Project Aims To Cut Concrete Carbon

With so many buildings, tunnels, bridges, roads and other structures made from concrete, the need to carry out concrete repairs will be a regular occurrence. But maintaining a concrete-heavy environment has led to concerns about the impact on the environment.

Embodied carbon accounts for 11 per cent of total carbon emissions in the UK, according to the World Green Building Council, and is believed to cause eight per cent of emissions worldwide.

This means both that its continued use could pose an environmental problem, but also that there is an opportunity to create a greener environment with the development of new kinds of concrete with lower levels of carbon.

This is exactly what a new project in the UK is setting out to accomplish, Specification Online reports.

Design experts Akerlof, Materials manufacturer Forterra and construction firm PCE are joining with engineers Curtains and sustainability consultancy firm Accelar in a project aimed at reducing the emissions of pre-cast concrete.

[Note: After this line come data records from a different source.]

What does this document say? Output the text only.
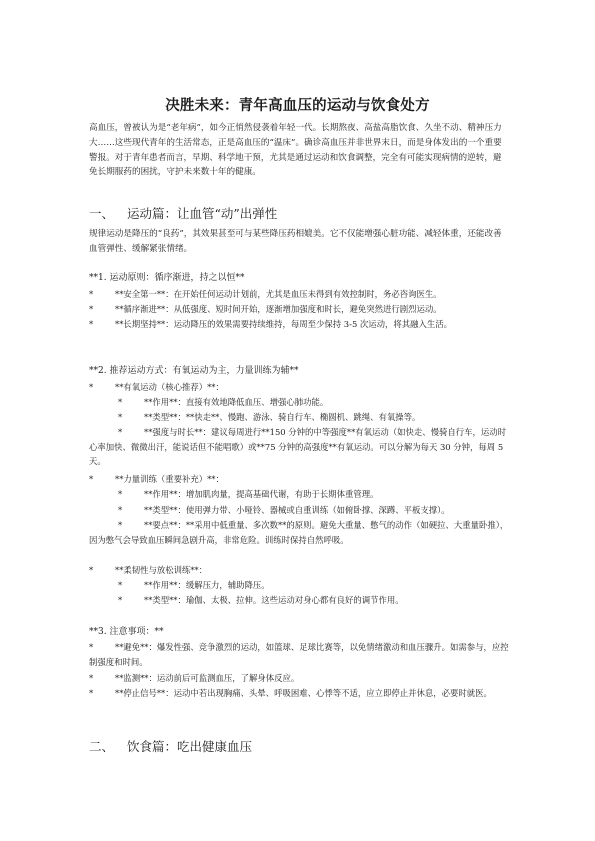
决胜未来：青年高血压的运动与饮食处方
高血压，曾被认为是“老年病”，如今正悄然侵袭着年轻一代。长期熬夜、高盐高脂饮食、久坐不动、精神压力大……这些现代青年的生活常态，正是高血压的“温床”。确诊高血压并非世界末日，而是身体发出的一个重要警报。对于青年患者而言，早期、科学地干预，尤其是通过运动和饮食调整，完全有可能实现病情的逆转，避免长期服药的困扰，守护未来数十年的健康。
一、 运动篇：让血管“动”出弹性
规律运动是降压的“良药”，其效果甚至可与某些降压药相媲美。它不仅能增强心脏功能、减轻体重，还能改善血管弹性、缓解紧张情绪。
**1. 运动原则：循序渐进，持之以恒**
*	**安全第一**：在开始任何运动计划前，尤其是血压未得到有效控制时，务必咨询医生。
*	**循序渐进**：从低强度、短时间开始，逐渐增加强度和时长，避免突然进行剧烈运动。
*	**长期坚持**：运动降压的效果需要持续维持，每周至少保持 3-5 次运动，将其融入生活。
**2. 推荐运动方式：有氧运动为主，力量训练为辅**
*	**有氧运动（核心推荐）**：
*	**作用**：直接有效地降低血压、增强心肺功能。
*	**类型**：**快走**、慢跑、游泳、骑自行车、椭圆机、跳绳、有氧操等。
*	**强度与时长**：建议每周进行**150 分钟的中等强度**有氧运动（如快走、慢骑自行车，运动时心率加快、微微出汗，能说话但不能唱歌）或**75 分钟的高强度**有氧运动。可以分解为每天 30 分钟，每周 5 天。
*	**力量训练（重要补充）**：
*	**作用**：增加肌肉量，提高基础代谢，有助于长期体重管理。
*	**类型**：使用弹力带、小哑铃、器械或自重训练（如俯卧撑、深蹲、平板支撑）。
*	**要点**：**采用中低重量、多次数**的原则。避免大重量、憋气的动作（如硬拉、大重量卧推），因为憋气会导致血压瞬间急剧升高，非常危险。训练时保持自然呼吸。
*	**柔韧性与放松训练**：
*	**作用**：缓解压力，辅助降压。
*	**类型**：瑜伽、太极、拉伸。这些运动对身心都有良好的调节作用。
**3. 注意事项：**
*	**避免**：爆发性强、竞争激烈的运动，如篮球、足球比赛等，以免情绪激动和血压骤升。如需参与，应控制强度和时间。
*	**监测**：运动前后可监测血压，了解身体反应。
*	**停止信号**：运动中若出现胸痛、头晕、呼吸困难、心悸等不适，应立即停止并休息，必要时就医。
二、 饮食篇：吃出健康血压
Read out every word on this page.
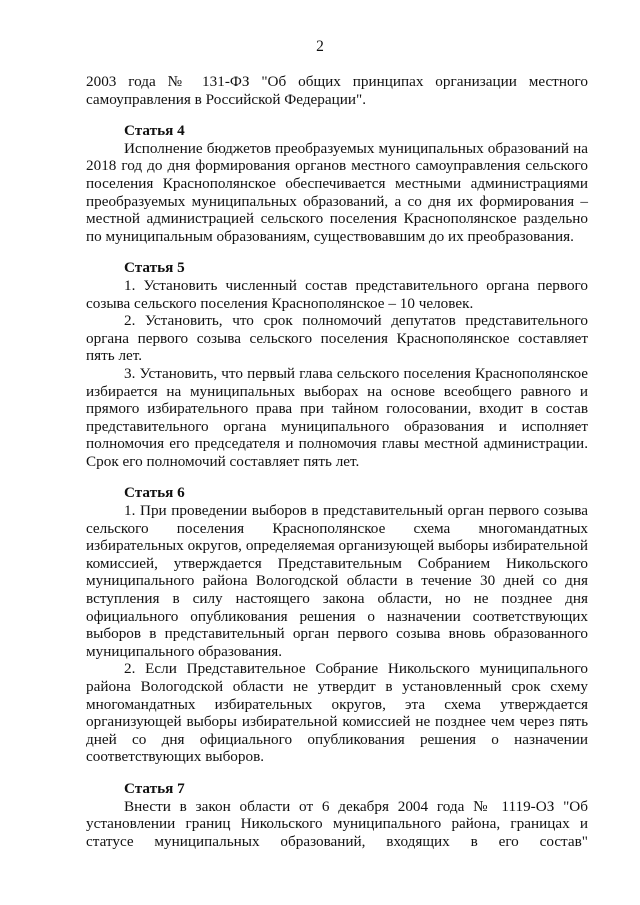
2

2003 года № 131-ФЗ "Об общих принципах организации местного самоуправления в Российской Федерации".

Статья 4

Исполнение бюджетов преобразуемых муниципальных образований на 2018 год до дня формирования органов местного самоуправления сельского поселения Краснополянское обеспечивается местными администрациями преобразуемых муниципальных образований, а со дня их формирования – местной администрацией сельского поселения Краснополянское раздельно по муниципальным образованиям, существовавшим до их преобразования.

Статья 5

1. Установить численный состав представительного органа первого созыва сельского поселения Краснополянское – 10 человек.

2. Установить, что срок полномочий депутатов представительного органа первого созыва сельского поселения Краснополянское составляет пять лет.

3. Установить, что первый глава сельского поселения Краснополянское избирается на муниципальных выборах на основе всеобщего равного и прямого избирательного права при тайном голосовании, входит в состав представительного органа муниципального образования и исполняет полномочия его председателя и полномочия главы местной администрации. Срок его полномочий составляет пять лет.

Статья 6

1. При проведении выборов в представительный орган первого созыва сельского поселения Краснополянское схема многомандатных избирательных округов, определяемая организующей выборы избирательной комиссией, утверждается Представительным Собранием Никольского муниципального района Вологодской области в течение 30 дней со дня вступления в силу настоящего закона области, но не позднее дня официального опубликования решения о назначении соответствующих выборов в представительный орган первого созыва вновь образованного муниципального образования.

2. Если Представительное Собрание Никольского муниципального района Вологодской области не утвердит в установленный срок схему многомандатных избирательных округов, эта схема утверждается организующей выборы избирательной комиссией не позднее чем через пять дней со дня официального опубликования решения о назначении соответствующих выборов.

Статья 7

Внести в закон области от 6 декабря 2004 года № 1119-ОЗ "Об установлении границ Никольского муниципального района, границах и статусе муниципальных образований, входящих в его состав"
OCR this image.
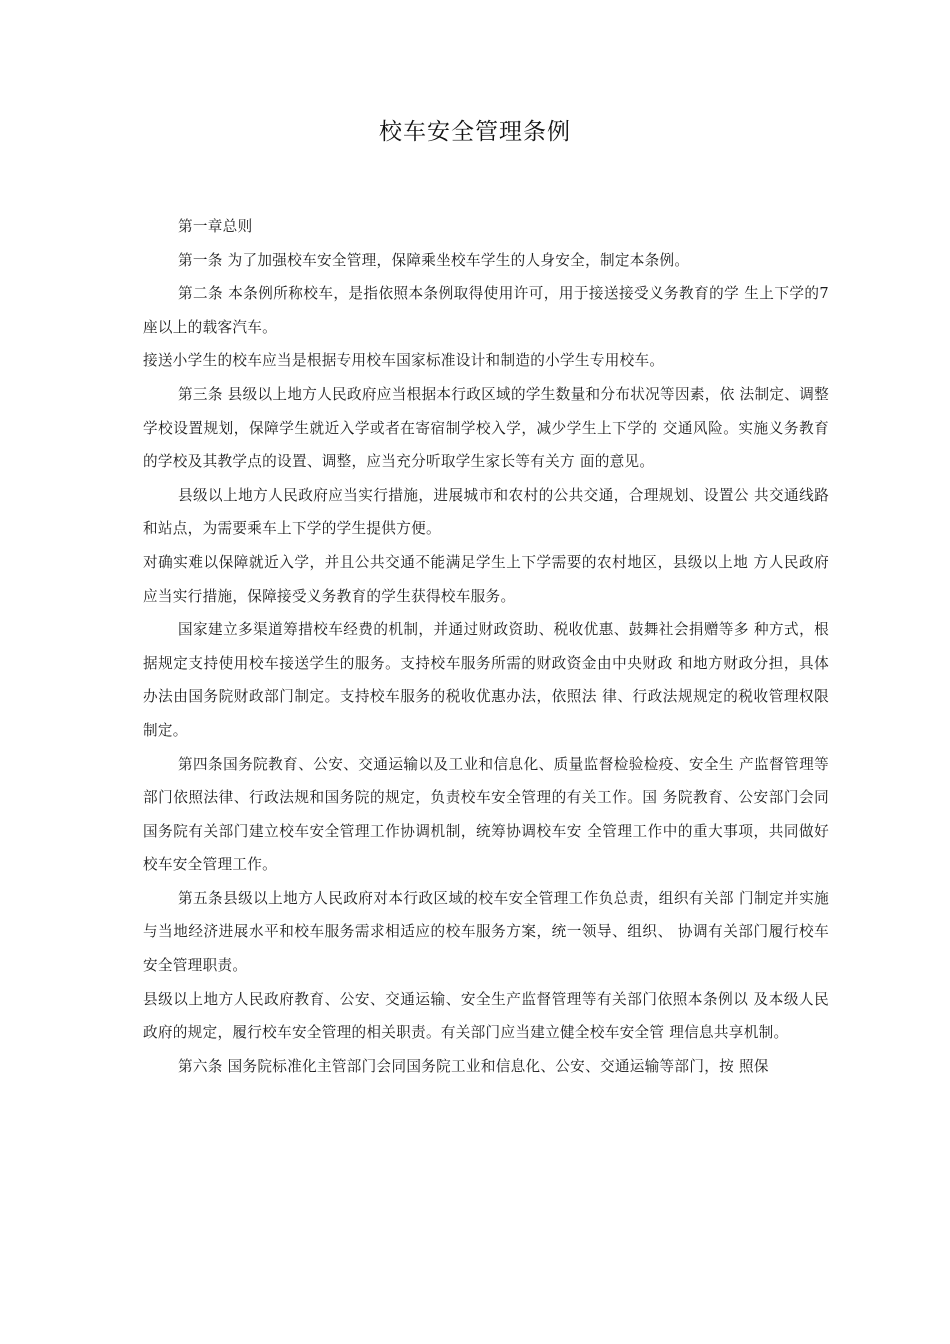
校车安全管理条例

第一章总则

第一条 为了加强校车安全管理，保障乘坐校车学生的人身安全，制定本条例。

第二条 本条例所称校车，是指依照本条例取得使用许可，用于接送接受义务教育的学 生上下学的7座以上的载客汽车。

接送小学生的校车应当是根据专用校车国家标准设计和制造的小学生专用校车。

第三条 县级以上地方人民政府应当根据本行政区域的学生数量和分布状况等因素，依 法制定、调整学校设置规划，保障学生就近入学或者在寄宿制学校入学，减少学生上下学的 交通风险。实施义务教育的学校及其教学点的设置、调整，应当充分听取学生家长等有关方 面的意见。

县级以上地方人民政府应当实行措施，进展城市和农村的公共交通，合理规划、设置公 共交通线路和站点，为需要乘车上下学的学生提供方便。

对确实难以保障就近入学，并且公共交通不能满足学生上下学需要的农村地区，县级以上地 方人民政府应当实行措施，保障接受义务教育的学生获得校车服务。

国家建立多渠道筹措校车经费的机制，并通过财政资助、税收优惠、鼓舞社会捐赠等多 种方式，根据规定支持使用校车接送学生的服务。支持校车服务所需的财政资金由中央财政 和地方财政分担，具体办法由国务院财政部门制定。支持校车服务的税收优惠办法，依照法 律、行政法规规定的税收管理权限制定。

第四条国务院教育、公安、交通运输以及工业和信息化、质量监督检验检疫、安全生 产监督管理等部门依照法律、行政法规和国务院的规定，负责校车安全管理的有关工作。国 务院教育、公安部门会同国务院有关部门建立校车安全管理工作协调机制，统筹协调校车安 全管理工作中的重大事项，共同做好校车安全管理工作。

第五条县级以上地方人民政府对本行政区域的校车安全管理工作负总责，组织有关部 门制定并实施与当地经济进展水平和校车服务需求相适应的校车服务方案，统一领导、组织、 协调有关部门履行校车安全管理职责。

县级以上地方人民政府教育、公安、交通运输、安全生产监督管理等有关部门依照本条例以 及本级人民政府的规定，履行校车安全管理的相关职责。有关部门应当建立健全校车安全管 理信息共享机制。

第六条 国务院标准化主管部门会同国务院工业和信息化、公安、交通运输等部门，按 照保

The scheme has been funded by the Ministry of Justice (MoJ) as part of its efforts to increase green infrastructure and decarbonise the economy.

Known as the Decarbonising Concrete Project (DPC), the aim is to help the MoJ reduce carbon emissions from its own properties, with the additional benefit that gains made in cutting carbon from building work will be shared with other sectors such as housing and public health and education facilities.

However, the project is not simply about cutting carbon, as it will seek to do so without diminishing the effectiveness of concrete in creating and sustaining effective structures. Thus a broader, holistic approach is central to the projects aims.

The DPC is set up to work in three stages. Firstly, to optimise design by reducing source material use. Secondly, to incorporate and test the effectiveness of new component substances and thirdly to examine how production and logistics solutions can cut emissions.

Founding partner at Akerlof John Handscomb said: “This pilot brings together innovators from each stage of the process to tackle this challenge directly through a real-life project,” adding that the member organisations are “extremely hopeful” of success in enabling the delivery of “better outcomes” across construction.

Forterra chief operating officer Stephen Harrison said the project was about putting together a UK team backed by government money with a clear aim of reducing carbon in UK construction, noting that this represents “a vital focus to keep our climate goals within reach as recovery measures stimulate the sector to increase building”.

Among the possible solutions to cutting carbon may be the use of graphene, according to researchers at the University of Manchester.

In a joint project between the university and Nationwide Engineering – a firm set up by alumni from the university – it was found that including a very small amount of graphene can increase the strength of the material by 30 per cent compared with standard concrete. This was measured in the flooring slabs at a new leisure centre in Amesbury, Wiltshire.

This means the amount of concrete needed to achieve the same structural performance is correspondingly reduced.

Managing director of Nationwide Engineering Alex McDermott said: “We are thrilled to have developed and constructed this game-changing, graphene-enhanced concrete on a real project.”